• 2951
    dikenli guldur. asalettir. asktir. zaman zaman canini yaksada seni cok mutlu eder. hayatin ta kendisidir bizim gibiler icin; uzulursun ama sana hayatta oldugunu, yasadigini hatirlatir. sonra hatirlarsin real madrid galibiyetini, uefa kupasini ve hicbir zaman vazgecmemen gerektigini hatirlarsin. sevgililer gider, dostlar gider ama bize geriye kalan her zaman galatasaray'dir. bazen elinizde hicbirsey kalmamis gibi hissedersiniz. hayat anlamsiz gelir. ne icin mucadele ediyorum dersiniz. o zaman akliniza gelir iste galatasaray. size hem kendini, hem de deger verdiginiz diger herseyi hatirlatir. hagi'nin milana asirtma attigi goldur, jardel'in real madrid'e uzatmada attigi goldur, bulent korkmaz'in kirik koludur galatasaray. biz her zaman buradayiz. yarin neler getirecek gorecegiz hep beraber.
  • 2953
    kültüründe nankörlük hep var olan kulüp. hakan şükür'e, kaptan bülent'e, tugay'a, cem akdağ'a, oktay mahmuti'ye. yönetenler değişse de kafa yapısı hep aynı kaldı. efsanelerini anıyor diyip plaket vermekle olmuyor bu işler. daha önce bundan nasibini alan fatih hoca maalesef yine kulübün bu yüzüyle karşı karşıya kaldı. hocanın da hataları var mutlaka ama sonuç bi çırpıda göndermek mi. iki tarafa da yazık oldu.
  • 2955
    kesinlikle artık bir magna carta'ya ihtiyacı vardır.

    inan kıraç bildiğin papa. herşeye o karar veriyor, kralları tahttan indiriyor yerine yeni kral atıyor. begenmeyeni kulüpten yolluyor, kendi kafasına göre at koşturuyor kulüpte. en büyük denyoluğu da fatih terim gibi bir galatasaray kahramanını harcaması olmuştur.

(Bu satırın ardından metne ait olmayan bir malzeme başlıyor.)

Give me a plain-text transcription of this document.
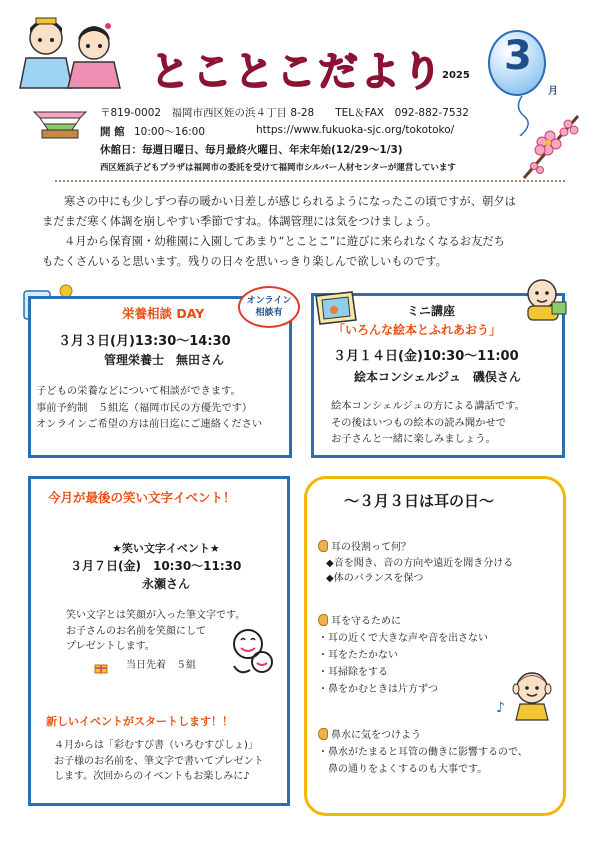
とことこだより
2025 3
月
〒819-0002　福岡市西区姪の浜４丁目 8-28　　TEL＆FAX　092-882-7532
開 館 10:00～16:00	https://www.fukuoka-sjc.org/tokotoko/
休館日：毎週日曜日、毎月最終火曜日、年末年始(12/29～1/3)
西区姪浜子どもプラザは福岡市の委託を受けて福岡市シルバー人材センターが運営しています
寒さの中にも少しずつ春の暖かい日差しが感じられるようになったこの頃ですが、朝夕は
まだまだ寒く体調を崩しやすい季節ですね。体調管理には気をつけましょう。
４月から保育園・幼稚園に入園してあまり“とことこ”に遊びに来られなくなるお友だち
もたくさんいると思います。残りの日々を思いっきり楽しんで欲しいものです。
栄養相談 DAY
オンライン
相談有
３月３日(月)13:30～14:30
管理栄養士　無田さん
子どもの栄養などについて相談ができます。
事前予約制　５組迄（福岡市民の方優先です）
オンラインご希望の方は前日迄にご連絡ください
ミニ講座
「いろんな絵本とふれあおう」
３月１４日(金)10:30～11:00
絵本コンシェルジュ　磯俣さん
絵本コンシェルジュの方による講話です。
その後はいつもの絵本の読み聞かせで
お子さんと一緒に楽しみましょう。
今月が最後の笑い文字イベント！
★笑い文字イベント★
３月７日(金)　10:30～11:30
永瀬さん
笑い文字とは笑顔が入った筆文字です。
お子さんのお名前を笑顔にして
プレゼントします。
当日先着　５組
新しいイベントがスタートします！！
４月からは「彩むすび書（いろむすびしょ)」
お子様のお名前を、筆文字で書いてプレゼント
します。次回からのイベントもお楽しみに♪
～３月３日は耳の日～
耳の役割って何？
◆音を聞き、音の方向や遠近を聞き分ける
◆体のバランスを保つ
耳を守るために
・耳の近くで大きな声や音を出さない
・耳をたたかない
・耳掃除をする
・鼻をかむときは片方ずつ
♪
鼻水に気をつけよう
・鼻水がたまると耳管の働きに影響するので、
　鼻の通りをよくするのも大事です。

    ünal aysal şu an kral yurtsuz john'un yerinde. bir yandan hareket kabiliyetinin inan kıraç tarafından kısıtlandığını düşünüyorum, diğer yandan kalan liseli papazlar var tabi. daha sonra okulun entrikacı, dolapçı kültürüne karşı olan bağlılığı... ancak bir yandan da biz galatasaray taraftarlarına yani halka bir sorumluluğu var. halkın,* içinden çıkardığı kahramanlara saygısı yok ve onları istemiyor. metin oktay'da bir halk kahramanıdır, fatih terim'de. bu iki ismin kulüp adı altında çok iyi yerlere gelmesini engellemek galatasaray kültürüdür, inan kıraç dayatmasıdır. bugün yiğit şardan'ı da haldun üstünel'i de harcayan inan kıraç ve zihniyetidir. bugün bülent korkmaz'ı ve faruk süren'i madara edende odur. inan kıraç kendi kovanına girmeye çalışanı silmeye çalışıyor direk. bu nasıl bir hırs, nasıl bir öfkedir. bu galatasaray sevgisi değildir kesinlikle.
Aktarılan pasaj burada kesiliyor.